LES INSTITUTIONS AUXQUELLES LA CONSCIENCE DU CHRÉTIEN N EST POINT LIÉE. –
TRAVAILLONS À ÉDIFIER LA VÉRITABLE ÉGLISE.

Genève, 6 mai 1821.

CHER FRÈRE EN JÉSUS-CHRIST,

J'ai appris par M. Duplessis, de Nyon, que nous avons eu le plaisir de voir ici dimanche, que l'affaire des Missions a trouvé une vigoureuse opposition, et que probablement elle restera « au crochet » jusqu'à nouvel ordre. Je dois vous dire que je n'en ai été ni fort étonné, ni fort affligé. D'abord, il était facile de présumer qu'une oeuvre à laquelle on avait voulu donner un éclat mondain, en y invitant tant de gens qui, vu leur état de mort, ne pouvaient qu'y apportez un esprit peu chrétien, qu'une oeuvre qu'on avait cru devoir appuyer sur l'homme, ne devait pas être bénie d'en haut, et, par conséquent, devait rester exposée à toutes les attaques de l'ennemi.
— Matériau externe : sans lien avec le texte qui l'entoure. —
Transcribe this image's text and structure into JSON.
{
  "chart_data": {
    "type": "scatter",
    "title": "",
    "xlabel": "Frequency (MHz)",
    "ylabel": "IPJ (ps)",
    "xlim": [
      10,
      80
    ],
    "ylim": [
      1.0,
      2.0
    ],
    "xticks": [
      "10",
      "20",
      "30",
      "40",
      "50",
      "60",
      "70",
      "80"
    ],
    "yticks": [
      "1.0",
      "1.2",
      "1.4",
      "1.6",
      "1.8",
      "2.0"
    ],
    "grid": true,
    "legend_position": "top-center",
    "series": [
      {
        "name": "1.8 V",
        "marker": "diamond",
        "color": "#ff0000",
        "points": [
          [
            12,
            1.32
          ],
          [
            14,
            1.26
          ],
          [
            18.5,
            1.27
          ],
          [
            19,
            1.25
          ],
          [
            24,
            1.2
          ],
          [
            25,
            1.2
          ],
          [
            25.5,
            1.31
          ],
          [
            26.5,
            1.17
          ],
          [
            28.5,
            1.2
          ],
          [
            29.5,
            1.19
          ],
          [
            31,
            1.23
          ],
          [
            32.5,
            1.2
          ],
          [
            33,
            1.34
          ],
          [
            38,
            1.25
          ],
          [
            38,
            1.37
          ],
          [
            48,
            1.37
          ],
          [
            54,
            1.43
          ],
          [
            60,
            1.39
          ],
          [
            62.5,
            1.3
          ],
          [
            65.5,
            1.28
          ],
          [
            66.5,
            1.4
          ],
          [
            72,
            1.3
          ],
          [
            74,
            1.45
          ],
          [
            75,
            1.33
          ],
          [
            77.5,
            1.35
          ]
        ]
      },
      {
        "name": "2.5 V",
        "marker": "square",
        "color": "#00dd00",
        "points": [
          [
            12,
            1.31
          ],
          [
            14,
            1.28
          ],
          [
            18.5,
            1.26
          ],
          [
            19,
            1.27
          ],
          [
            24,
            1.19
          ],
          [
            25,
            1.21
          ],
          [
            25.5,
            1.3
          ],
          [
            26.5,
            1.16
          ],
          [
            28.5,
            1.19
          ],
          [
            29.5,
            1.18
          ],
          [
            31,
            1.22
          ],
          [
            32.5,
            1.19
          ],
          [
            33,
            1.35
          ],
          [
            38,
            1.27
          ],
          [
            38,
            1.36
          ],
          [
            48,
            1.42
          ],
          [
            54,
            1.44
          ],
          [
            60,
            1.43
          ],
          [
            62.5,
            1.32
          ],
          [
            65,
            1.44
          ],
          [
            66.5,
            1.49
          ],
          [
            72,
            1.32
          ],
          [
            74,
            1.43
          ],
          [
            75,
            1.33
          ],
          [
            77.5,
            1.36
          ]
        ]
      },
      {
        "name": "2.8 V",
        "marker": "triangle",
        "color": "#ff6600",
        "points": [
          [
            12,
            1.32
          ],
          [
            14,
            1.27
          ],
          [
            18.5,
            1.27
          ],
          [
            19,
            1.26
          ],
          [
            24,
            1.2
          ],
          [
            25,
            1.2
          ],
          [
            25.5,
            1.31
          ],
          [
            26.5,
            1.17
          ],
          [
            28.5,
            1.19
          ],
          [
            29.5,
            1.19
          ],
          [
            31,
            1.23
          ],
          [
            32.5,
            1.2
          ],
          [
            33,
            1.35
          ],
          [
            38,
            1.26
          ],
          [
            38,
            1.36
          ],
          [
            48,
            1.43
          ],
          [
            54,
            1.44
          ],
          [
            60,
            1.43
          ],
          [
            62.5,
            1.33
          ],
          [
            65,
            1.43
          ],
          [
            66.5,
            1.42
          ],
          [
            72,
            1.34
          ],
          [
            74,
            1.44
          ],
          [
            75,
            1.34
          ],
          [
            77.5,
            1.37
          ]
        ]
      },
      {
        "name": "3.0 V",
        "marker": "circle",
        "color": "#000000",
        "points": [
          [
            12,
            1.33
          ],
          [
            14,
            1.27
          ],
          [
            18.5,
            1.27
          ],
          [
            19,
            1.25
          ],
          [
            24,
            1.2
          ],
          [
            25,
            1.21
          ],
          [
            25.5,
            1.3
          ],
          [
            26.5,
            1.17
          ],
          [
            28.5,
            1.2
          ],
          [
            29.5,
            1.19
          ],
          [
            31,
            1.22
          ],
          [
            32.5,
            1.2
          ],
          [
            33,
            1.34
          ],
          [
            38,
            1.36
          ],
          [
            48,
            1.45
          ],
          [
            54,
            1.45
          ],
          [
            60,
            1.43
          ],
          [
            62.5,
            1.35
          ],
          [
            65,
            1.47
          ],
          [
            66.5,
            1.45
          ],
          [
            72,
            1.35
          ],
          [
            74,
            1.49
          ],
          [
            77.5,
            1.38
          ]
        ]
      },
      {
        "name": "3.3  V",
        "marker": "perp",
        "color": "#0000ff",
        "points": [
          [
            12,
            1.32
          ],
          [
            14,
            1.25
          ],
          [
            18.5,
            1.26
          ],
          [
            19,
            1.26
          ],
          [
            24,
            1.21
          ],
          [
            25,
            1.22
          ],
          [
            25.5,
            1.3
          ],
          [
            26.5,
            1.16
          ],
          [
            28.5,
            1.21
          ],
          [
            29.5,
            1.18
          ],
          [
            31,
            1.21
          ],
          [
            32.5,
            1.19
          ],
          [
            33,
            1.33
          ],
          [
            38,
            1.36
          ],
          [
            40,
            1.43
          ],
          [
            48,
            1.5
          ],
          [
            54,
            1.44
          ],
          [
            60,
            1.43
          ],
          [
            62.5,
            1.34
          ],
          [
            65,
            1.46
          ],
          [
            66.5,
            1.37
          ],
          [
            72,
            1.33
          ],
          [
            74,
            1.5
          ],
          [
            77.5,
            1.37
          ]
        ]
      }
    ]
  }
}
Vous savez d'ailleurs de quel oeil je considérais cette marche avant que le résultat fût évident ! Malheur à L'homme qui se confie en l'homme et qui fait de la chair son bras ; on a bien de la peine à comprendre que l'Éternel se plaise à confondre les choses fortes et honorables, celles qui sont, non par des choses plus fortes, mais par des plus faibles, plus méprisables, même qui ne sont point !
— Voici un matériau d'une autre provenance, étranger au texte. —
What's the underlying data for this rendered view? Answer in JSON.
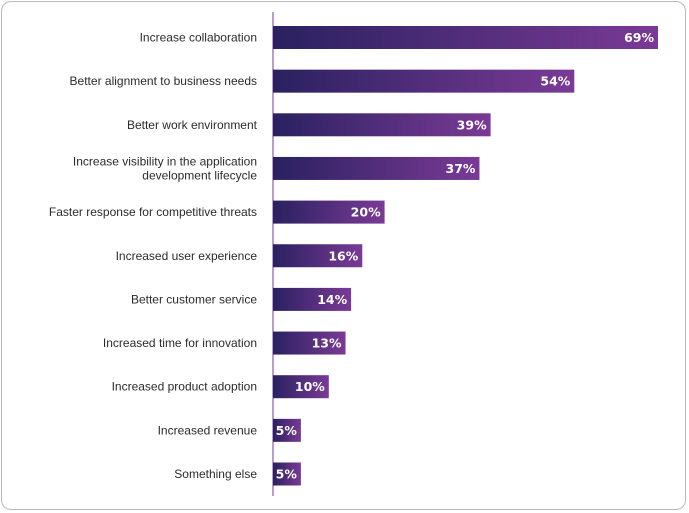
{
  "chart_data": {
    "type": "bar",
    "orientation": "horizontal",
    "categories": [
      [
        "Increase collaboration"
      ],
      [
        "Better alignment to business needs"
      ],
      [
        "Better work environment"
      ],
      [
        "Increase visibility in the application",
        "development lifecycle"
      ],
      [
        "Faster response for competitive threats"
      ],
      [
        "Increased user experience"
      ],
      [
        "Better customer service"
      ],
      [
        "Increased time for innovation"
      ],
      [
        "Increased product adoption"
      ],
      [
        "Increased revenue"
      ],
      [
        "Something else"
      ]
    ],
    "values": [
      69,
      54,
      39,
      37,
      20,
      16,
      14,
      13,
      10,
      5,
      5
    ],
    "value_labels": [
      "69%",
      "54%",
      "39%",
      "37%",
      "20%",
      "16%",
      "14%",
      "13%",
      "10%",
      "5%",
      "5%"
    ],
    "xlim": [
      0,
      69
    ],
    "grid": false,
    "colors": {
      "bar_start": "#2a2160",
      "bar_end": "#7a3a96",
      "axis": "#7a3a96",
      "label": "#2b2b2b",
      "value_text": "#ffffff"
    }
  }
}
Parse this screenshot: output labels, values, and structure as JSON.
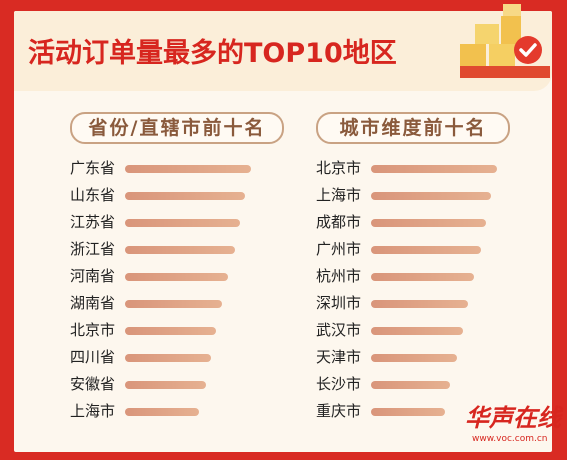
{
  "title": "活动订单量最多的TOP10地区",
  "colors": {
    "background": "#d92b23",
    "title": "#d7261f",
    "bar": "#e0a080",
    "panel": "#fdf7ee"
  },
  "watermark": {
    "text": "华声在线",
    "url": "www.voc.com.cn"
  },
  "chart_data": [
    {
      "type": "bar",
      "title": "省份/直辖市前十名",
      "categories": [
        "广东省",
        "山东省",
        "江苏省",
        "浙江省",
        "河南省",
        "湖南省",
        "北京市",
        "四川省",
        "安徽省",
        "上海市"
      ],
      "values": [
        10,
        9.5,
        9.1,
        8.7,
        8.2,
        7.7,
        7.2,
        6.8,
        6.4,
        5.9
      ]
    },
    {
      "type": "bar",
      "title": "城市维度前十名",
      "categories": [
        "北京市",
        "上海市",
        "成都市",
        "广州市",
        "杭州市",
        "深圳市",
        "武汉市",
        "天津市",
        "长沙市",
        "重庆市"
      ],
      "values": [
        10,
        9.5,
        9.1,
        8.7,
        8.2,
        7.7,
        7.3,
        6.8,
        6.3,
        5.9
      ]
    }
  ]
}
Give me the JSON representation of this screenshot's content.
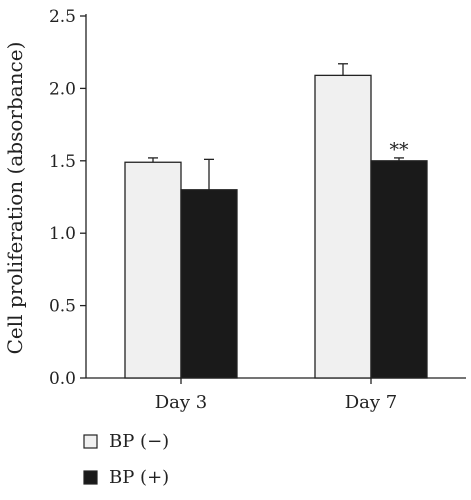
{
  "chart_data": {
    "type": "bar",
    "title": "",
    "xlabel": "",
    "ylabel": "Cell proliferation (absorbance)",
    "ylim": [
      0,
      2.5
    ],
    "yticks": [
      "0.0",
      "0.5",
      "1.0",
      "1.5",
      "2.0",
      "2.5"
    ],
    "categories": [
      "Day 3",
      "Day 7"
    ],
    "series": [
      {
        "name": "BP (−)",
        "values": [
          1.49,
          2.09
        ],
        "errors": [
          0.03,
          0.08
        ],
        "color": "#f0f0f0"
      },
      {
        "name": "BP (+)",
        "values": [
          1.3,
          1.5
        ],
        "errors": [
          0.21,
          0.02
        ],
        "color": "#1a1a1a"
      }
    ],
    "annotations": [
      {
        "category": "Day 7",
        "series": 1,
        "text": "**"
      }
    ],
    "legend_position": "bottom-left",
    "grid": false
  }
}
Il n'eût guère semblé raisonnable à nos spéculateurs de la foi, s'ils eussent été à la place de Gédéon, de renvoyer presque toute l'armée pour vaincre plus sûrement. Ce peuple est en trop grand nombre pour que je lui livre Madian. (Juges VII : 2). Comment le grand nombre qui fait la force peut-il être nuisible ? Pour venir à ses fins, l'Éternel doit employer les moyens qu'il a lui-même créés. De même, ils auraient trouvé bien insensé le conseil du prophète qui déclara à Amatsia, que s'il persistait à marcher contre l'ennemi avec les cent mille auxiliaires des dix tribus qu'il avait à sa solde, il serait certainement vaincu (II Chroniques XXV : 6-8). Et, quelque absurde que cela paraisse à notre incrédulité, l'expérience a prouvé que telle est la volonté de Dieu : il veut qu'on s'appuie sur lui et non sur des secours étrangers.
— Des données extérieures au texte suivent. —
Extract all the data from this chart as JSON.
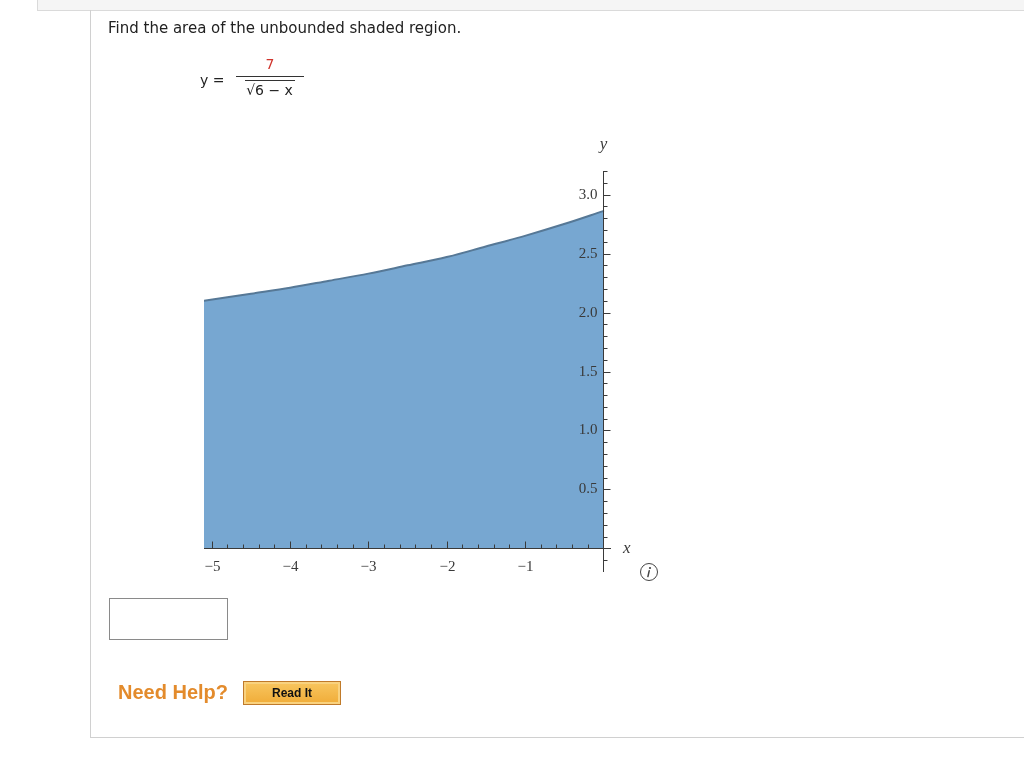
{
  "chart_data": {
    "type": "area",
    "title": "Find the area of the unbounded shaded region.",
    "xlabel": "x",
    "ylabel": "y",
    "annotations": [
      "y =",
      "7",
      "√6 − x",
      "Need Help?",
      "Read It"
    ],
    "x": [
      -5.1,
      -4.5,
      -4,
      -3.5,
      -3,
      -2.5,
      -2,
      -1.5,
      -1,
      -0.5,
      0
    ],
    "series": [
      {
        "color": "#77a7d1",
        "values": [
          2.1,
          2.16,
          2.21,
          2.27,
          2.33,
          2.4,
          2.47,
          2.56,
          2.65,
          2.75,
          2.86
        ]
      }
    ],
    "xlim": [
      -5.1,
      0.1
    ],
    "ylim": [
      -0.2,
      3.2
    ],
    "xticks": [
      {
        "value": -5,
        "label": "−5"
      },
      {
        "value": -4.8,
        "label": null
      },
      {
        "value": -4.6,
        "label": null
      },
      {
        "value": -4.4,
        "label": null
      },
      {
        "value": -4.2,
        "label": null
      },
      {
        "value": -4,
        "label": "−4"
      },
      {
        "value": -3.8,
        "label": null
      },
      {
        "value": -3.6,
        "label": null
      },
      {
        "value": -3.4,
        "label": null
      },
      {
        "value": -3.2,
        "label": null
      },
      {
        "value": -3,
        "label": "−3"
      },
      {
        "value": -2.8,
        "label": null
      },
      {
        "value": -2.6,
        "label": null
      },
      {
        "value": -2.4,
        "label": null
      },
      {
        "value": -2.2,
        "label": null
      },
      {
        "value": -2,
        "label": "−2"
      },
      {
        "value": -1.8,
        "label": null
      },
      {
        "value": -1.6,
        "label": null
      },
      {
        "value": -1.4,
        "label": null
      },
      {
        "value": -1.2,
        "label": null
      },
      {
        "value": -1,
        "label": "−1"
      },
      {
        "value": -0.8,
        "label": null
      },
      {
        "value": -0.6,
        "label": null
      },
      {
        "value": -0.4,
        "label": null
      },
      {
        "value": -0.2,
        "label": null
      }
    ],
    "yticks": [
      {
        "value": -0.1,
        "label": null
      },
      {
        "value": 0.1,
        "label": null
      },
      {
        "value": 0.2,
        "label": null
      },
      {
        "value": 0.3,
        "label": null
      },
      {
        "value": 0.4,
        "label": null
      },
      0.5,
      {
        "value": 0.6,
        "label": null
      },
      {
        "value": 0.7,
        "label": null
      },
      {
        "value": 0.8,
        "label": null
      },
      {
        "value": 0.9,
        "label": null
      },
      {
        "value": 1,
        "label": "1.0"
      },
      {
        "value": 1.1,
        "label": null
      },
      {
        "value": 1.2,
        "label": null
      },
      {
        "value": 1.3,
        "label": null
      },
      {
        "value": 1.4,
        "label": null
      },
      1.5,
      {
        "value": 1.6,
        "label": null
      },
      {
        "value": 1.7,
        "label": null
      },
      {
        "value": 1.8,
        "label": null
      },
      {
        "value": 1.9,
        "label": null
      },
      {
        "value": 2,
        "label": "2.0"
      },
      {
        "value": 2.1,
        "label": null
      },
      {
        "value": 2.2,
        "label": null
      },
      {
        "value": 2.3,
        "label": null
      },
      {
        "value": 2.4,
        "label": null
      },
      2.5,
      {
        "value": 2.6,
        "label": null
      },
      {
        "value": 2.7,
        "label": null
      },
      {
        "value": 2.8,
        "label": null
      },
      {
        "value": 2.9,
        "label": null
      },
      {
        "value": 3,
        "label": "3.0"
      },
      {
        "value": 3.1,
        "label": null
      },
      {
        "value": 3.2,
        "label": null
      }
    ]
  }
}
Le chrétien ne doit donc pas être surpris quand, pour ne s'être pas appuyé sur l'Éternel, il est désappointé. D'autre part, je garde l'espérance que cet événement sera une bonne leçon pour ceux qui ne savent pas encore discerner la vraie foi, et qui croient qu'il ne faut qu'être prudent et charitable pour se concilier l'estime et avoir l'approbation de tous les hommes religieux ; on voit maintenant, d'une façon claire, ce qu'est cette inimitié du monde contre Dieu et son règne ; on apprend à ne pas juger si favorablement des hommes et à comprendre ce qu'en disent les chrétiens ; on voit maintenant ce qu'est cette vaine science de théologie, même la plus orthodoxe, dont notre canton se glorifie tant. : elle est comme le Saint-Sépulcre, le corps du Christ y a bien été, mais maintenant je l'y cherche en vain, et. je suis obligé de dire comme Marie : On a enlevé, mon Seigneur et je ne sais ou on l'a mis. Et si même le corps du Christ y est, il n'y a que son corps ; son esprit n'y est point. Que les serviteurs de Jésus, ne se scandalisent pas de cette opposition à l'oeuvre de Dieu, et qu'ils se disent bien que, quelque apparence de vie qu'aient ceux de qui elle paraît procéder, ils n'ont pas la lumière de l'Évangile.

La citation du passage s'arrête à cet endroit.